We could not detect tumor necrosis factor alpha in either group of dogs. Proinflammatory cytokines often are sequentially released in a cascade in which tumor necrosis factor alpha typically is produced first, causing the induction of interleukin-1, which in turn causes the induction of interleukin-6. Thus, tumor necrosis factor alpha is usually detected in acute inflammatory conditions, which most likely explains the absence of tumor necrosis factor alpha in the CSF specimens of dogs with syringomyelia, known to be a chronic process. Our results also confirm previous findings of others, which also only detected increased interleukin-6 but no tumor necrosis factor alpha in CSF of different pain-related conditions, including regional pain syndrome or lumbar radiculopathy.[31-33]

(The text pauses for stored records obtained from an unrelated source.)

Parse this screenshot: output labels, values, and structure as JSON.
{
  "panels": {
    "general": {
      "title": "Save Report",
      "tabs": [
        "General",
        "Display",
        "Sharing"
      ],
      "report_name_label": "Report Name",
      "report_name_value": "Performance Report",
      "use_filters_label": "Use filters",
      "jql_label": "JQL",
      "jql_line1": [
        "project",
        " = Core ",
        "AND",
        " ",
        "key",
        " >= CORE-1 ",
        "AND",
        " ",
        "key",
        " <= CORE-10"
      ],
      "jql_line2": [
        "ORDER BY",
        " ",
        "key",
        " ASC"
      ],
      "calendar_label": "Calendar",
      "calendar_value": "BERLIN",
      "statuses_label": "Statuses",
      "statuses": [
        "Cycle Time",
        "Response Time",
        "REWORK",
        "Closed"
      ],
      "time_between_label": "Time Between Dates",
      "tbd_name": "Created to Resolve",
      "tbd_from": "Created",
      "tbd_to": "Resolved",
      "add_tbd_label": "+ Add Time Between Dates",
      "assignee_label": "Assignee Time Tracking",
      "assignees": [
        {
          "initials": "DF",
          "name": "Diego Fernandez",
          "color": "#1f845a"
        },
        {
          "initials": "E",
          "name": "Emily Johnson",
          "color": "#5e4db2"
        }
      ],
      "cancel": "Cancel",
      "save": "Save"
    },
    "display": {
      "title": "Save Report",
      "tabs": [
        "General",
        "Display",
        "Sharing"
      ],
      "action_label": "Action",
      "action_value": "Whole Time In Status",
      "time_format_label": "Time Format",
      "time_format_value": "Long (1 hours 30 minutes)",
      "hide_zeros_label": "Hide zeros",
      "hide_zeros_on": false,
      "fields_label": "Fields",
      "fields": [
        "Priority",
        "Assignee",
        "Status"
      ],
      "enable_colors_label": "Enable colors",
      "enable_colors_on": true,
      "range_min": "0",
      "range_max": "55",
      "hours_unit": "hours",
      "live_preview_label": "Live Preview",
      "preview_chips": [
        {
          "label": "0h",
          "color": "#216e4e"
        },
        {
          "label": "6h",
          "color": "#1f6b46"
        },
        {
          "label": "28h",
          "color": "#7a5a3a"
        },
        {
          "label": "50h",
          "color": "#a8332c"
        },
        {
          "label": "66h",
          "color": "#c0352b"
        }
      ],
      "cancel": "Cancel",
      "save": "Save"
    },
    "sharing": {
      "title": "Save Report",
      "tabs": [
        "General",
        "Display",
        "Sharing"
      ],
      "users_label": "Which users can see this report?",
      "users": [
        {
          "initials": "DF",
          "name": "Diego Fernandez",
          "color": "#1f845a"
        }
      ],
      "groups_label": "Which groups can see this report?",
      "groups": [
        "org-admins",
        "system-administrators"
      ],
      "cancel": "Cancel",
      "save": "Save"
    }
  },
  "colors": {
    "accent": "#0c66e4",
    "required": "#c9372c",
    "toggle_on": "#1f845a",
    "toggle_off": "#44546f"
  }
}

The relationship between syringomyelia morphology and increased concentrations of interleukin-6 and substance P remains elusive. Asymmetrical syringomyelia also has been found to produce clinical signs in human patients, and patients with asymmetrical syringomyelia seem to be less responsive to surgical intervention. Symmetrical syringomyelia on the other hand also does not produce clinical signs in human patients, which supports the role of asymmetry in the pathogenesis of pain in both humans and dogs. Sections from the spinal cord of symptomatic CKCSs have reinforced the role of asymmetrical syringomyelia deviating into the dorsal horn in these dogs. CKCSs with pain show greater degrees of syrinx-associated tissue loss and degeneration of neurons in the gray matter accompanied by proliferation of astrocytes. Syringomyelia margins were well defined and sometimes lined with collagen in symptomatic dogs. In contrast, syringomyelia in asymptomatic CKCSs has not only been found to be symmetrical, but the parenchyma adjacent to the syringomyelia was spongiotic and edematous. Reactive glial cells were not found in the dogs without clinical signs of pain, and adaptive reactions of the parenchyma were lacking. This difference in parenchymal reaction between dogs is striking. It remains unclear why some dogs respond with repair and adaption to the mechanical forces of the expanding syringomyelia and others do not. Different mechanisms in the pathogenesis could perhaps determine outcome and the clinical features of the condition. The extent of pressure in the central canal, the onset and duration of increased pressure and its fluctuations might be influential factors for different tissue reactions and distinct cavitary patterns.